Phytoplankton (responsible Bondarenko N.A.) In 2024, an analysis of late summer phytoplankton revealed that its size structure is still changing, with a greater share of small-sized fast-growing species (r strategists). Even in the pelagic zone, Maloye More Strait, and the northern basin of the lake, an intense vegetation of indicators of organic water pollution—cryptophytic algae of the genus Cryptomonas - was observed. This was caused by the presence of easily soluble organic matter, the primary source of which was decomposing colonies of cyanoprocariotes, which developed intensely in these waters during the summer and early September. Biomasses, due to the small size of the dominants, are insignificant: from 100-300 mg/m3.
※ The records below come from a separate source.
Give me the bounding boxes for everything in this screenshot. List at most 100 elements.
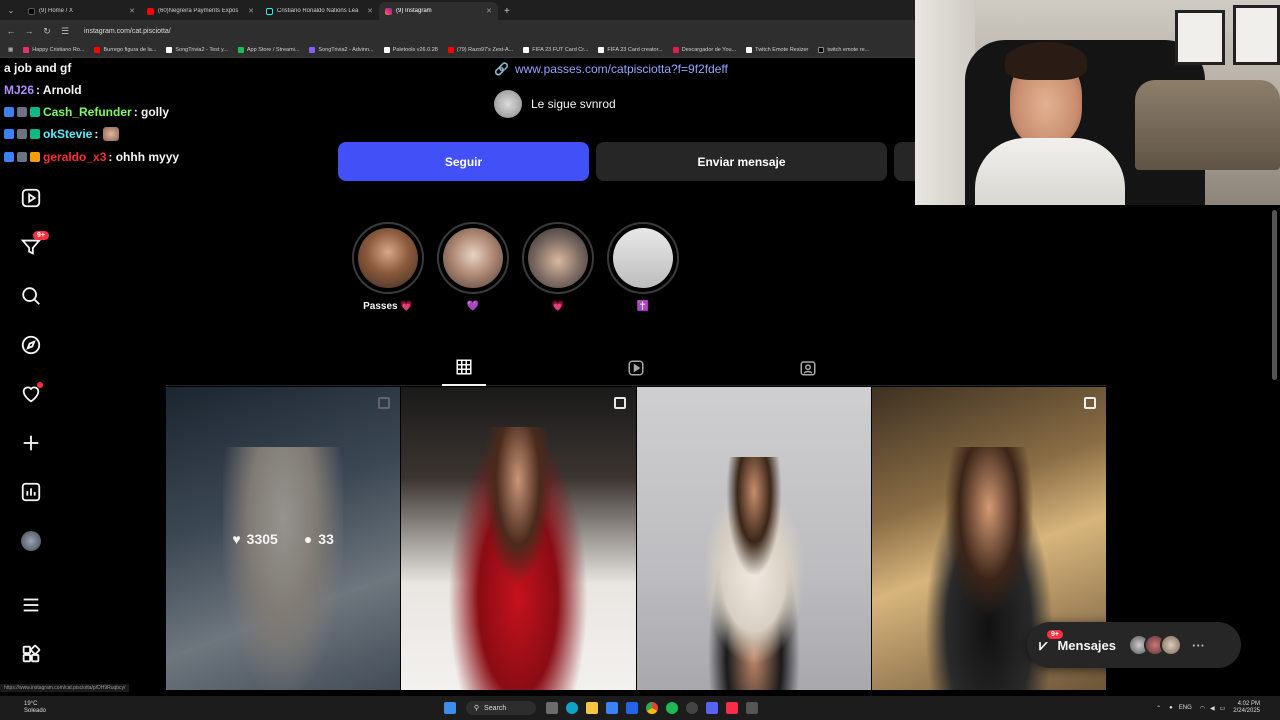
bookmark-item[interactable]: Twitch Emote Resizer [746,46,808,53]
search-nav-icon[interactable] [19,284,43,308]
site-info-icon[interactable]: ☰ [60,26,70,37]
profile-external-link[interactable]: 🔗 www.passes.com/catpisciotta?f=9f2fdeff [494,62,728,76]
messages-badge: 9+ [1047,629,1063,639]
page-scrollbar[interactable] [1272,210,1277,380]
tray-chevron-icon[interactable]: ⌃ [1156,705,1161,712]
chat-badge-icon [17,107,27,117]
post-image [448,427,589,690]
tab-search-icon[interactable]: ⌄ [0,0,22,20]
highlight-emoji: 💜 [466,301,480,312]
bookmark-item[interactable]: SongTrivia2 - Test y... [166,46,228,53]
bookmark-item[interactable]: App Store / Streami... [237,46,299,53]
bookmark-item[interactable]: (79) Razo97's Zest-A... [447,46,513,53]
post-thumbnail[interactable] [636,387,871,690]
messages-button[interactable]: ⩗ 9+ Mensajes ··· [1027,622,1241,668]
notifications-nav-icon[interactable]: 9+ [19,231,49,259]
chrome-icon[interactable] [646,702,659,714]
bookmark-item[interactable]: twitch emote re... [818,46,869,53]
new-tab-button[interactable]: + [498,2,516,20]
followed-by[interactable]: Le sigue svnrod [494,90,616,118]
browser-tab-youtube[interactable]: (60)Negreira Payments Expos ✕ [141,2,260,20]
profile-avatar-nav[interactable] [19,529,43,553]
language-indicator[interactable]: ENG [1179,705,1192,711]
highlight-label: Passes [363,301,398,312]
mail-icon[interactable] [626,702,639,714]
chat-line: geraldo_x3 : ohhh myyy [4,150,179,164]
heart-nav-icon[interactable] [19,382,43,406]
highlight-emoji: 💗 [551,301,565,312]
chat-badge-icon [30,152,40,162]
browser-tab-x[interactable]: (9) Home / X ✕ [22,2,141,20]
explore-nav-icon[interactable] [19,333,43,357]
tab-reels[interactable] [614,350,658,386]
store-icon[interactable] [606,702,619,714]
send-message-button[interactable]: Enviar mensaje [596,142,887,181]
forward-arrow-icon[interactable]: → [24,26,34,36]
follower-avatar [494,90,522,118]
chat-badge-icon [17,152,27,162]
notifications-badge: 9+ [33,231,49,240]
bookmark-item[interactable]: Descargador de You... [672,46,736,53]
clock[interactable]: 4:02 PM 2/24/2025 [1233,701,1260,715]
spotify-icon[interactable] [666,702,679,714]
close-icon[interactable]: ✕ [486,7,492,15]
menu-nav-icon[interactable] [19,593,43,617]
story-highlight[interactable]: ✝️ [607,222,679,313]
windows-start-icon[interactable] [443,702,456,714]
discord-icon[interactable] [706,702,719,714]
music-icon[interactable] [726,702,739,714]
likes-count: 3305 [246,530,278,547]
highlight-emoji: ✝️ [636,301,650,312]
carousel-icon [613,397,626,409]
chat-badge-icon [30,107,40,117]
follow-button[interactable]: Seguir [338,142,589,181]
chat-badge-icon [4,107,14,117]
edge-icon[interactable] [566,702,579,714]
taskbar-search[interactable]: ⚲ Search [465,701,537,715]
close-icon[interactable]: ✕ [129,7,135,15]
highlight-thumbnail [358,228,418,288]
chat-line: okStevie : [4,127,120,141]
bookmark-item[interactable]: Happy Cristiano Ro... [23,46,84,53]
bookmark-item[interactable]: Burrego figura de la... [94,46,156,53]
file-explorer-icon[interactable] [586,702,599,714]
bookmark-item[interactable]: Paletools v26.0.28 [383,46,438,53]
back-arrow-icon[interactable]: ← [6,26,16,36]
story-highlight[interactable]: 💜 [437,222,509,313]
bookmark-item[interactable]: FIFA 23 FUT Card Cr... [523,46,588,53]
apps-nav-icon[interactable] [19,642,43,666]
battery-icon[interactable]: ▭ [1220,705,1226,712]
browser-tab-instagram[interactable]: (9) Instagram ✕ [379,2,498,20]
tab-posts[interactable] [442,350,486,386]
status-url: https://www.instagram.com/cat.pisciotta/… [0,684,130,692]
post-thumbnail[interactable]: ♥ 3305 ● 33 [166,387,401,690]
posts-grid: ♥ 3305 ● 33 [166,387,1106,690]
messages-label: Mensajes [1057,637,1117,653]
obs-icon[interactable] [686,702,699,714]
story-highlight[interactable]: Passes 💗 [352,222,424,313]
x-favicon-icon [28,7,35,15]
tab-tagged[interactable] [786,350,830,386]
close-icon[interactable]: ✕ [367,7,373,15]
post-thumbnail[interactable] [401,387,636,690]
weather-widget[interactable]: 19°C Soleado [0,701,46,715]
reload-icon[interactable]: ↻ [42,26,52,37]
chat-username: MJ26 [4,83,35,97]
chat-username: geraldo_x3 [43,150,107,164]
volume-icon[interactable]: ◀ [1210,705,1215,712]
reels-nav-icon[interactable] [19,186,43,210]
bookmark-item[interactable]: SongTrivia2 - Advinn... [309,46,374,53]
close-icon[interactable]: ✕ [248,7,254,15]
story-highlight[interactable]: 💗 [522,222,594,313]
create-nav-icon[interactable] [19,431,43,455]
task-view-icon[interactable] [546,702,559,714]
url-field[interactable]: instagram.com/cat.pisciotta/ [84,28,171,35]
mic-icon[interactable]: ● [1169,705,1173,711]
dashboard-nav-icon[interactable] [19,480,43,504]
apps-grid-icon[interactable]: ▦ [8,47,13,53]
wifi-icon[interactable]: ◠ [1200,705,1205,712]
browser-tab-tiktok[interactable]: Cristiano Ronaldo Nations Lea ✕ [260,2,379,20]
bookmark-item[interactable]: FIFA 23 Card creator... [598,46,663,53]
person-shirt [975,138,1125,205]
app-icon[interactable] [746,702,759,714]
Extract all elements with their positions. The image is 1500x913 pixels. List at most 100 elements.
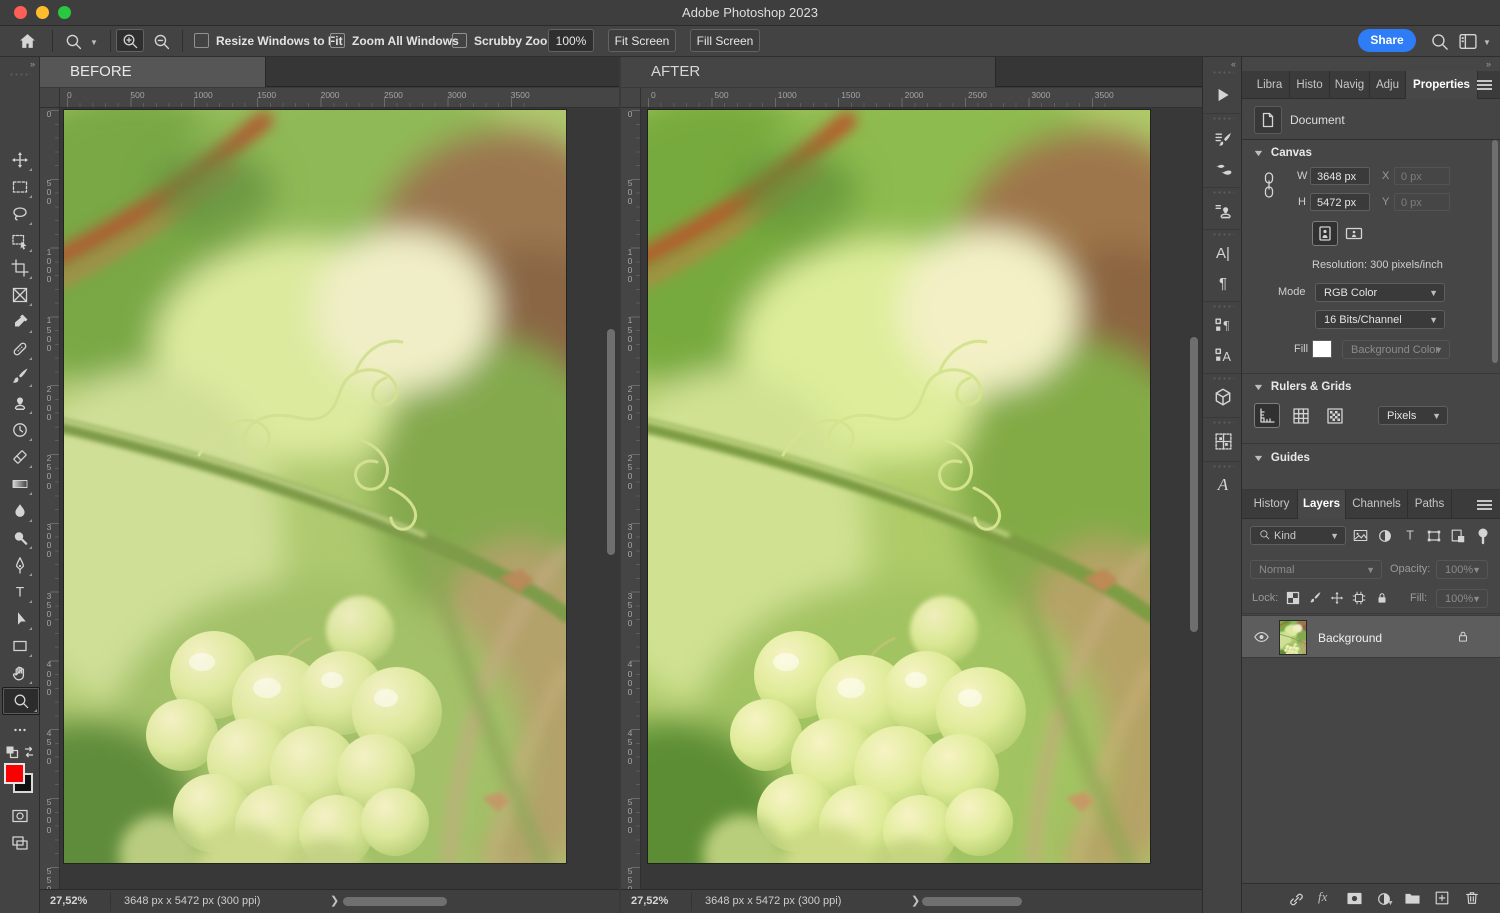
canvas-x-field[interactable]: 0 px: [1394, 167, 1450, 185]
vertical-scrollbar[interactable]: [606, 108, 616, 889]
document-tab-before[interactable]: BEFORE: [40, 57, 266, 87]
gradient-tool[interactable]: [6, 471, 34, 497]
layer-lock-icon[interactable]: [1456, 629, 1470, 644]
brush-tool[interactable]: [6, 363, 34, 389]
panel-menu-icon[interactable]: [1477, 80, 1492, 90]
blend-mode-select[interactable]: Normal▼: [1250, 560, 1382, 579]
history-brush-tool[interactable]: [6, 417, 34, 443]
panel-grip[interactable]: [1212, 465, 1234, 468]
default-colors-icon[interactable]: [5, 745, 19, 759]
lock-pixels-icon[interactable]: [1308, 591, 1322, 605]
filter-smart-objects-icon[interactable]: [1450, 528, 1466, 544]
panel-grip[interactable]: [1212, 377, 1234, 380]
lock-all-icon[interactable]: [1375, 591, 1389, 605]
glyphs-panel-icon[interactable]: A: [1211, 473, 1235, 497]
character-styles-panel-icon[interactable]: A: [1211, 343, 1235, 367]
panel-grip[interactable]: [9, 73, 31, 76]
panel-grip[interactable]: [1212, 71, 1234, 74]
horizontal-scrollbar-thumb[interactable]: [343, 897, 447, 906]
lock-artboard-icon[interactable]: [1352, 591, 1366, 605]
actions-panel-icon[interactable]: [1211, 83, 1235, 107]
chevron-down-icon[interactable]: ▼: [1483, 38, 1491, 47]
tab-histogram[interactable]: Histo: [1290, 71, 1330, 99]
lasso-tool[interactable]: [6, 201, 34, 227]
rulers-toggle-button[interactable]: [1254, 403, 1280, 428]
crop-tool[interactable]: [6, 255, 34, 281]
clone-stamp-tool[interactable]: [6, 390, 34, 416]
checkbox-box[interactable]: [330, 33, 345, 48]
checkbox-scrubby-zoom[interactable]: Scrubby Zoom: [452, 33, 558, 48]
new-layer-icon[interactable]: [1434, 890, 1450, 906]
clone-source-panel-icon[interactable]: [1211, 199, 1235, 223]
orientation-portrait-button[interactable]: [1312, 221, 1338, 246]
tab-history[interactable]: History: [1246, 490, 1298, 519]
panel-menu-icon[interactable]: [1477, 500, 1492, 510]
type-tool[interactable]: T: [6, 579, 34, 605]
add-layer-mask-icon[interactable]: [1346, 891, 1363, 906]
new-adjustment-layer-icon[interactable]: ▼: [1376, 891, 1392, 907]
checkbox-box[interactable]: [194, 33, 209, 48]
zoom-tool[interactable]: [2, 687, 40, 715]
frame-tool[interactable]: [6, 282, 34, 308]
zoom-tool-preset-icon[interactable]: [64, 32, 83, 51]
status-chevron-icon[interactable]: ❯: [911, 894, 920, 907]
panel-grip[interactable]: [1212, 421, 1234, 424]
link-layers-icon[interactable]: [1288, 891, 1305, 908]
panel-grip[interactable]: [1212, 117, 1234, 120]
path-selection-tool[interactable]: [6, 606, 34, 632]
brush-settings-panel-icon[interactable]: [1211, 127, 1235, 151]
rectangular-marquee-tool[interactable]: [6, 174, 34, 200]
checkbox-box[interactable]: [452, 33, 467, 48]
horizontal-scrollbar-thumb[interactable]: [922, 897, 1022, 906]
zoom-level-field[interactable]: 27,52%: [631, 895, 668, 907]
layer-effects-icon[interactable]: fx: [1318, 889, 1327, 905]
opacity-select[interactable]: 100%▼: [1436, 560, 1488, 579]
hand-tool[interactable]: [6, 660, 34, 686]
lock-transparency-icon[interactable]: [1286, 591, 1300, 605]
vertical-scrollbar-thumb[interactable]: [1190, 337, 1198, 632]
fit-screen-button[interactable]: Fit Screen: [608, 29, 676, 52]
panel-grip[interactable]: [1212, 233, 1234, 236]
ruler-origin-box[interactable]: [621, 88, 641, 108]
layer-thumbnail[interactable]: [1280, 621, 1306, 654]
color-mode-select[interactable]: RGB Color▼: [1315, 283, 1445, 302]
foreground-color-swatch[interactable]: [4, 763, 25, 784]
zoom-100-button[interactable]: 100%: [548, 29, 594, 52]
pen-tool[interactable]: [6, 552, 34, 578]
new-group-icon[interactable]: [1404, 891, 1421, 906]
zoom-level-field[interactable]: 27,52%: [50, 895, 87, 907]
panel-scrollbar-thumb[interactable]: [1492, 140, 1498, 363]
character-panel-icon[interactable]: A|: [1211, 241, 1235, 265]
orientation-landscape-button[interactable]: [1341, 221, 1367, 246]
workspace-switcher-icon[interactable]: [1458, 32, 1478, 51]
tab-adjustments[interactable]: Adju: [1370, 71, 1406, 99]
layer-visibility-eye-icon[interactable]: [1252, 629, 1271, 645]
fill-type-select[interactable]: Background Color▼: [1342, 340, 1450, 359]
share-button[interactable]: Share: [1358, 29, 1416, 52]
home-icon[interactable]: [18, 32, 37, 51]
zoom-in-button[interactable]: [116, 29, 144, 52]
eraser-tool[interactable]: [6, 444, 34, 470]
tab-channels[interactable]: Channels: [1346, 490, 1408, 519]
ruler-origin-box[interactable]: [40, 88, 60, 108]
guides-section-header[interactable]: ▼Guides: [1254, 452, 1310, 464]
expand-panels-icon[interactable]: «: [1231, 59, 1235, 69]
blur-tool[interactable]: [6, 498, 34, 524]
quick-mask-mode-icon[interactable]: [6, 803, 34, 829]
object-selection-tool[interactable]: [6, 228, 34, 254]
collapse-panels-icon[interactable]: »: [1486, 59, 1490, 69]
chevron-down-icon[interactable]: ▼: [90, 38, 98, 47]
swap-colors-icon[interactable]: [22, 745, 36, 759]
tab-libraries[interactable]: Libra: [1250, 71, 1290, 99]
tab-properties[interactable]: Properties: [1406, 71, 1478, 99]
layer-name[interactable]: Background: [1318, 631, 1382, 645]
eyedropper-tool[interactable]: [6, 309, 34, 335]
filter-adjustment-layers-icon[interactable]: [1377, 528, 1393, 544]
vertical-scrollbar-thumb[interactable]: [607, 329, 615, 555]
layer-filter-toggle-icon[interactable]: [1476, 526, 1490, 546]
fill-screen-button[interactable]: Fill Screen: [690, 29, 760, 52]
document-tab-after[interactable]: AFTER: [621, 57, 996, 87]
canvas-width-field[interactable]: 3648 px: [1310, 167, 1370, 185]
panel-grip[interactable]: [1212, 305, 1234, 308]
checkbox-zoom-all-windows[interactable]: Zoom All Windows: [330, 33, 459, 48]
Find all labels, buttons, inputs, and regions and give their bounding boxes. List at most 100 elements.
Detailed processing and analysis of the material collected during the expedition will be continued in the laboratories of the Institute.

BRIEF CONCLUSIONS:

It was found out that the shallow-water zone (including the splash zone) of Uzury settlement on Olkhon Island turned out to be one of the polluted zones in almost all indicators - the abundance and mass of spirogyra, hyperproduction of cyanoprokaryotic tolipotrix (see video and Fig.1), hydrochemical and sanitary-microbiological indicators of interstitial water holes; there are fewer stations where alien filamentous alga have not yet been found (opposite Cape Bol. Solonetzovy, Izhimey, Ushkany Islands, the marine part of the Svyatoi Nos Peninsula). Negative environmental processes in rocky shallow water, namely changes in the structure and quantitative indicators of phytoplankton and phytobenthos, the formation of coastal accumulations of plant detritus at the extreme northern and southern ends of the lake, as well as opposite Maksimikha settlement, FIBs pollution, eutrophication of interstitial and coastal waters of zones located opposite settlements, etc., continue to progress.

The expedition research program has been completed in full.